Lucene Summit: Elsevier
Art was kind enough to let me attend a Lucene Summit he was having in Windsor and since it was close I went ahead and attended. The summit started with some brief introductions of some of the problems Knowledge Ontario (the organizer) is having with some of their digital search projects. Most were using Lucene for their full text indexing and the talk revolved around related problems and products that seem to make things easier (Flamenco, Solr, etc.)
Elsevier, University of Toronto and Scopus
The first real session was hosted by some of Elsevier’s skunkworks developers. It was really nice to see that a vendor like Elsevier has a developer group (although small) that gets into the quick prototyping and idea generation stuff. This presentation was on the adaption of Scopus to include local results. Here are some highlights:
- Project focused on distributed search, mixed content types and adaption of the scopus UI
- Looked at various search engines including Mark Logic (xmldb) but settled on Lucene due to it's low overhead and other advantages. Since it was open-source they were able to modify quite a few things to work how they wanted
- The distributed indexes included local index (done by the university) and the scopus index (done by elsevier). This allowed Elsevier to stay out of the local process and allow the university to take care of it. Even with servers in Toronto and Ohio, latency was low
- They added extended boolean. The query parser would move outwards from any boolean word found to hopefully parse it better. The example given is a user typing "Boston Red Sox and Toronto Blue Jays" (without quotes) likely did not want their query to be Sox and Toronto.
- They take care of any special operators that mean something to the engine, for example *,?,etc
- They start by checking to see if it's a proper query with special operators, if not then they check for boolean and if it does appear to be structured properly then they move to parsing it as natural language
- They added the ability to do pure NOT queries (everything that isn't something)
- The default operator is AND
- They added a proximity boost that boosts any documents with the words near each other.
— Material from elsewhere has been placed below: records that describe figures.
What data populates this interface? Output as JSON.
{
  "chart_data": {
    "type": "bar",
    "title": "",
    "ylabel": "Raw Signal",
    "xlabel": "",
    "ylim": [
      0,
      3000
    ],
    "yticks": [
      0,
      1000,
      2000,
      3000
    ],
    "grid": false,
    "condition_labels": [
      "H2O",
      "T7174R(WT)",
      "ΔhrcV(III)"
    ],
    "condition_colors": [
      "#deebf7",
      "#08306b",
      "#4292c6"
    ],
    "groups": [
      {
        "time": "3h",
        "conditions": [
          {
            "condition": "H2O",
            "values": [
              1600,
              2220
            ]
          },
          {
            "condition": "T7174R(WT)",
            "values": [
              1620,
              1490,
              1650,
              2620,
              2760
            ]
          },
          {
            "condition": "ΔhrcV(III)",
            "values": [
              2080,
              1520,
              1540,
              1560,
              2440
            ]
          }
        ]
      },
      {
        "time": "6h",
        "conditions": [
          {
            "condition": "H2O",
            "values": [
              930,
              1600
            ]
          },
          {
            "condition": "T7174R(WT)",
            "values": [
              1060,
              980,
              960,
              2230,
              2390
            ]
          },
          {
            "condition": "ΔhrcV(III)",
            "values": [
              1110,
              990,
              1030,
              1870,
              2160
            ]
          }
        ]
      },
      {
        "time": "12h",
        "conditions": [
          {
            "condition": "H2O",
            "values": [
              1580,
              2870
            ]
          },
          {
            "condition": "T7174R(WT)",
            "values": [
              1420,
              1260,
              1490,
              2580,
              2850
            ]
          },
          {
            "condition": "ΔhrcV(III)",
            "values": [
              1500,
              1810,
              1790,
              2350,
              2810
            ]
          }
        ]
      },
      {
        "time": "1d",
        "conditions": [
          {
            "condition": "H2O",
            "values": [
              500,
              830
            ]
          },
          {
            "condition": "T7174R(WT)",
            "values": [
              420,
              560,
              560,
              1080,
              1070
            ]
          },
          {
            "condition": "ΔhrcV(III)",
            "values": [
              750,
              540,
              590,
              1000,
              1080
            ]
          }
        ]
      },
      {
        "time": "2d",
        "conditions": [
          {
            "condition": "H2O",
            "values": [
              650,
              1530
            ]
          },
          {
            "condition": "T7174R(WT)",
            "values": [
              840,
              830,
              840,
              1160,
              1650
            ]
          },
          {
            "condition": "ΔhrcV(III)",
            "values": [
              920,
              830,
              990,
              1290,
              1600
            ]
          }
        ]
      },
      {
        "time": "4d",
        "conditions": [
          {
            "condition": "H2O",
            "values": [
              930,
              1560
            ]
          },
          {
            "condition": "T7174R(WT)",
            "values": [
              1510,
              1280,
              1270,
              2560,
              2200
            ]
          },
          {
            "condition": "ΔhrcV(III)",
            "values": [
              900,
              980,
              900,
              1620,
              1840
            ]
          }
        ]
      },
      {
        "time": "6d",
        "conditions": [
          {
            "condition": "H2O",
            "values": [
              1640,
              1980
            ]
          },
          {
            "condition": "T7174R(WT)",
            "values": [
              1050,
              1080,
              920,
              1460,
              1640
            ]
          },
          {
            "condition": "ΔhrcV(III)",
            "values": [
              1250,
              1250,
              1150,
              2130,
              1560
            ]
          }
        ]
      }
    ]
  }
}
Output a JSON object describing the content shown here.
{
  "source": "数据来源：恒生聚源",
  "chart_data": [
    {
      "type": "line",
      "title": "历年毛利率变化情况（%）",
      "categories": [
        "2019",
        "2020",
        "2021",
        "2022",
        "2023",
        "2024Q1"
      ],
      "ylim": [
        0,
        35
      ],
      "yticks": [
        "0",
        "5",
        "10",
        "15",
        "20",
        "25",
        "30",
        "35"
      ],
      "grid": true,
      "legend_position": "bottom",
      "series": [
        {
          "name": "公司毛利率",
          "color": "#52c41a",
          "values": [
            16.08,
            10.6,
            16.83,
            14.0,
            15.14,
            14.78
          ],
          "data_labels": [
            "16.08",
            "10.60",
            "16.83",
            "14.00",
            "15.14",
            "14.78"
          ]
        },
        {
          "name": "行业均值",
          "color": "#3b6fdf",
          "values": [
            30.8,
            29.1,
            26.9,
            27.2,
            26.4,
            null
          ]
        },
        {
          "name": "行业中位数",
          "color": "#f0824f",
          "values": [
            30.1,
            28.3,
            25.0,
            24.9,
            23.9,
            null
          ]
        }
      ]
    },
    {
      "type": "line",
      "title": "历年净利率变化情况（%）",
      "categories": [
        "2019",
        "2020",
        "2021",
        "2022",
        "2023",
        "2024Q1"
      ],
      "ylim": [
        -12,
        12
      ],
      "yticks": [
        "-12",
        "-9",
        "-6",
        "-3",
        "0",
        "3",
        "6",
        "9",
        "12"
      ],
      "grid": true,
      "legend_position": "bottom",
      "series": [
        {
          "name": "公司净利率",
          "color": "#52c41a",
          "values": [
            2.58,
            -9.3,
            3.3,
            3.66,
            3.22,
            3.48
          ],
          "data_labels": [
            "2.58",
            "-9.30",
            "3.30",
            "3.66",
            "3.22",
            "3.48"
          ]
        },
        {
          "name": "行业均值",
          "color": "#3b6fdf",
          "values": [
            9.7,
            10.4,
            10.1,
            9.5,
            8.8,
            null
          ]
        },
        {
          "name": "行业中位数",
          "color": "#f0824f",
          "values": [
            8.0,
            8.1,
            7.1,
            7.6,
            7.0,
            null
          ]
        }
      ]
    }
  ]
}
The examples gives appeared to be within the fuzzy 3 range (~3).
- Example: Boston Red Sox --> (Boston AND Red AND Sox) OR (Boston Red)~3 OR (Red Sox)~3
- They tokenized fields that could have multiple values, for example author names. This was to prevent something from coming up when they put in the first name of one author and the last name of another (example)
- They stated they plan on releasing their Lucene changes as open source though there was no specific timeline
The presentation was interesting but probably the most to those who are working with distributed indexes as the project met quite a few problems included local vs global ranking and indexing differences.